Le tango rhétorique du populisme : la marche au pouvoir ?

Publié le 15 octobre 2010 par

«  Yo soy del barrio  »

(Source Klincksieck)
(Source Klincksieck)
Ariel Ardit va chanter le tango au «  Bar des 36 Billards  », sur l’avenue de Mai, à Buenos Aires. Les lumières s’éteignent, le projecteur découpe son halo, les serveurs déposent sur les nappes blanches des flacons rouges de malbec, les ados bruns se calent sur leurs chaises et les amoureux se rapprochent tandis qu’un intellectuel, les paupières bistres, referme un livre d’Ernesto Laclau, le Carlos Gardel philosophe de la «  raison populiste  » [[La razón populista, Buenos Aires, 2005, depuis traduit en français (2008).]].

Après une intro en demi-teinte menée par les cordes et le piano, les trois bandonéonistes, en costume gris perle, frappent d’un coup le premier accord. C’est un soubresaut mâle, un coup de reins sourd, une banderille brutale. Frisson dans la salle.
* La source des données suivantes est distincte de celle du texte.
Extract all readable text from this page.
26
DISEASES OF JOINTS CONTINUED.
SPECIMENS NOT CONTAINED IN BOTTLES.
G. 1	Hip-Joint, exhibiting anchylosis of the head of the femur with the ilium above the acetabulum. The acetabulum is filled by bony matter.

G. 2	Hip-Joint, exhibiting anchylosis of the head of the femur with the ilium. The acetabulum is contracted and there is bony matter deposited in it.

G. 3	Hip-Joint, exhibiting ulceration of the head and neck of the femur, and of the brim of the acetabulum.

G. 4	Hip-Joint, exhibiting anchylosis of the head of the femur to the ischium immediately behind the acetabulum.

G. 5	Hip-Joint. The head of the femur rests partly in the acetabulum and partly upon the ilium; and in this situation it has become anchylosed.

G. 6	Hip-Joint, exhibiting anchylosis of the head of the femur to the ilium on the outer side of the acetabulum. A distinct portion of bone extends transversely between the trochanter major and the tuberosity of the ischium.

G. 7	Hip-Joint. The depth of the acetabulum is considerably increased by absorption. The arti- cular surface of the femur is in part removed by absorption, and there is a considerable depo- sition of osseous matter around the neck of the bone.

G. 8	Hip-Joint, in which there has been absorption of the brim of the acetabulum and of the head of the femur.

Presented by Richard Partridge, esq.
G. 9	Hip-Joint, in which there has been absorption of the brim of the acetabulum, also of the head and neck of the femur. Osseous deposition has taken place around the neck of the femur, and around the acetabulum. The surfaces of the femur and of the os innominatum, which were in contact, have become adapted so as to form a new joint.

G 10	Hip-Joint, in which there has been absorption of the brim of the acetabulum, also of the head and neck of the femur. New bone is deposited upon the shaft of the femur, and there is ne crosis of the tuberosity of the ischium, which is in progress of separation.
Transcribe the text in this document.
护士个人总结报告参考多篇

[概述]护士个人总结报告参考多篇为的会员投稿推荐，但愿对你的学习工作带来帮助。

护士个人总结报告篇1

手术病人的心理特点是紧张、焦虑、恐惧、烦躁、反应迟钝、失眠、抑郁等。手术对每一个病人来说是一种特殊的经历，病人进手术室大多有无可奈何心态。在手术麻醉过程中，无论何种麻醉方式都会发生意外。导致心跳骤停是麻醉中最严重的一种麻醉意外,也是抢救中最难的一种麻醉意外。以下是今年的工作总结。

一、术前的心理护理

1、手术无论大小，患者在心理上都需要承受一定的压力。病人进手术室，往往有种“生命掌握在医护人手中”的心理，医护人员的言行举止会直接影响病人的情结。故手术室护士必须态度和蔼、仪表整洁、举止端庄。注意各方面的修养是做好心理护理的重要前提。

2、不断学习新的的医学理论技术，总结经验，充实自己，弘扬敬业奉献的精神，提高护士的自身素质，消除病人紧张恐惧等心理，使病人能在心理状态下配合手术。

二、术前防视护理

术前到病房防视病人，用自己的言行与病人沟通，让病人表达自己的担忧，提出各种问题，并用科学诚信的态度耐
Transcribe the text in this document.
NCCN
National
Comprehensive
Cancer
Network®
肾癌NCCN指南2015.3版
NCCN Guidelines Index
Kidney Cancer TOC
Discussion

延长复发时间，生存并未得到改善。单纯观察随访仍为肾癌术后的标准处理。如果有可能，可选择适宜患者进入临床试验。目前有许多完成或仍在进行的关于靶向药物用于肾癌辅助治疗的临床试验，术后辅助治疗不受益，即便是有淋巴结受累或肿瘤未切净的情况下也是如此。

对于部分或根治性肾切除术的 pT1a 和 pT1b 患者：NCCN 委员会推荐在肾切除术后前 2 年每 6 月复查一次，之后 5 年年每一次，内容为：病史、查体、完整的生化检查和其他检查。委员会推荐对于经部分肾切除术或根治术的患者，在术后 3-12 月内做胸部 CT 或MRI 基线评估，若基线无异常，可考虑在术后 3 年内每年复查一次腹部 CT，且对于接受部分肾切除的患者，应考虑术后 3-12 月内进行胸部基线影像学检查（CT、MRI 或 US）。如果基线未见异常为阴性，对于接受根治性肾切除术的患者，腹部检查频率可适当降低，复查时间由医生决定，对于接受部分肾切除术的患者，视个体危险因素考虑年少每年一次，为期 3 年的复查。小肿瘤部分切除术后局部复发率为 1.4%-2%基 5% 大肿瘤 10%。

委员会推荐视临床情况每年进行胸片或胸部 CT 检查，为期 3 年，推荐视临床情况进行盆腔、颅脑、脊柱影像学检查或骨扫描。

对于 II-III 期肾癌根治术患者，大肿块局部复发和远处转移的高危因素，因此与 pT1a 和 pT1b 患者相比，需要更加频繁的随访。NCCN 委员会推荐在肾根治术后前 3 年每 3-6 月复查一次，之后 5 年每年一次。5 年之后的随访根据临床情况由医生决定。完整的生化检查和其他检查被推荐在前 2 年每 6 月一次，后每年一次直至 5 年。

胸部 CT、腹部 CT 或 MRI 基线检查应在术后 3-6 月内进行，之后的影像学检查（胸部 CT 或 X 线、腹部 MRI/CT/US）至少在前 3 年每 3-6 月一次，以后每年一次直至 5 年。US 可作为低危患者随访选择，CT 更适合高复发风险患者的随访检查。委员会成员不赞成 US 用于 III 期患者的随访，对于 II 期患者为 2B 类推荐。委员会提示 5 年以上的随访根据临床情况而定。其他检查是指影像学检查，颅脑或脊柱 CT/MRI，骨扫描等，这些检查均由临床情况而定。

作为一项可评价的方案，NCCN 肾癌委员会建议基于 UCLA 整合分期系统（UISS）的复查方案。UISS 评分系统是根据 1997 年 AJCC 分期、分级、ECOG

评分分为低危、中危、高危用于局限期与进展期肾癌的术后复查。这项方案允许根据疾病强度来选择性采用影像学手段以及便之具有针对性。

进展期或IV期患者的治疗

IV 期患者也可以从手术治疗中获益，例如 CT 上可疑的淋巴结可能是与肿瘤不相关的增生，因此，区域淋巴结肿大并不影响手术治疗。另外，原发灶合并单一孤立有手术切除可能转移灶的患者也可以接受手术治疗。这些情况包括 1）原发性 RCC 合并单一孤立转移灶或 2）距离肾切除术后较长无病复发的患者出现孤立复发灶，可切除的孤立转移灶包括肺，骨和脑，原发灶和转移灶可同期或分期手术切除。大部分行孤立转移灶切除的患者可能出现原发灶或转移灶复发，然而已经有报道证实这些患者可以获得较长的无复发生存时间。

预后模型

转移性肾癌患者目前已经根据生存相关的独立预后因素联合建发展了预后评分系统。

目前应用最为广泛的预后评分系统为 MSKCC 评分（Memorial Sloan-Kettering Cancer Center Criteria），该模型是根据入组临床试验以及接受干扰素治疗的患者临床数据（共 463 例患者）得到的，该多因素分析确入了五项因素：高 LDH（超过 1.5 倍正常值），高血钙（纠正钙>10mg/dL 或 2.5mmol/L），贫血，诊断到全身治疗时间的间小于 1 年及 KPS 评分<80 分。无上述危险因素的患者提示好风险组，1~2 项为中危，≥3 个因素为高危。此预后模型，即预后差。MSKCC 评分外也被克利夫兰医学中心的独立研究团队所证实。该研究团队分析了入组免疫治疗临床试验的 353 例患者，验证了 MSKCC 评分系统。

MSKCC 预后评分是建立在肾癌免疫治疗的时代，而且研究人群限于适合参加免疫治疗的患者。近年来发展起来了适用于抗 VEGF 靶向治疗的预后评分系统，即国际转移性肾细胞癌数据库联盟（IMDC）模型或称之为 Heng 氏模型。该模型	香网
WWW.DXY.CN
Alors le grand vocaliste, main levée comme en oraison à sainte Evita, entonne à pleine gorge Tres Esquinas, sous les applaudissements :

Yo soy del barrio de Tres Esquinas,

Viejo baluarte del arrabal,

Donde florecen como glicinas,

Las lindas pibas de delantal.

Je viens du faubourg des Trois Esquines,

Ce vieux repaire des bas quartiers,

Où fleurissent comme des glycines

Les filles girondes en chemisier.

Et plus tard, à la coda, sur une dernière convulsion de l’orquesta típica, enchaînant sur une déclamation en arête du mot «  aparte  », qui déclenche une salve enthousiaste d’approbations, le vocaliste lance une péroraison politique : «  Yo soy del barrio que vive… aparte !… en este siglo de Neo-Lux  » (diminuendo sur le dernier mot), «  Je viens du quartier qui reste à part dans ce siècle de néons  ».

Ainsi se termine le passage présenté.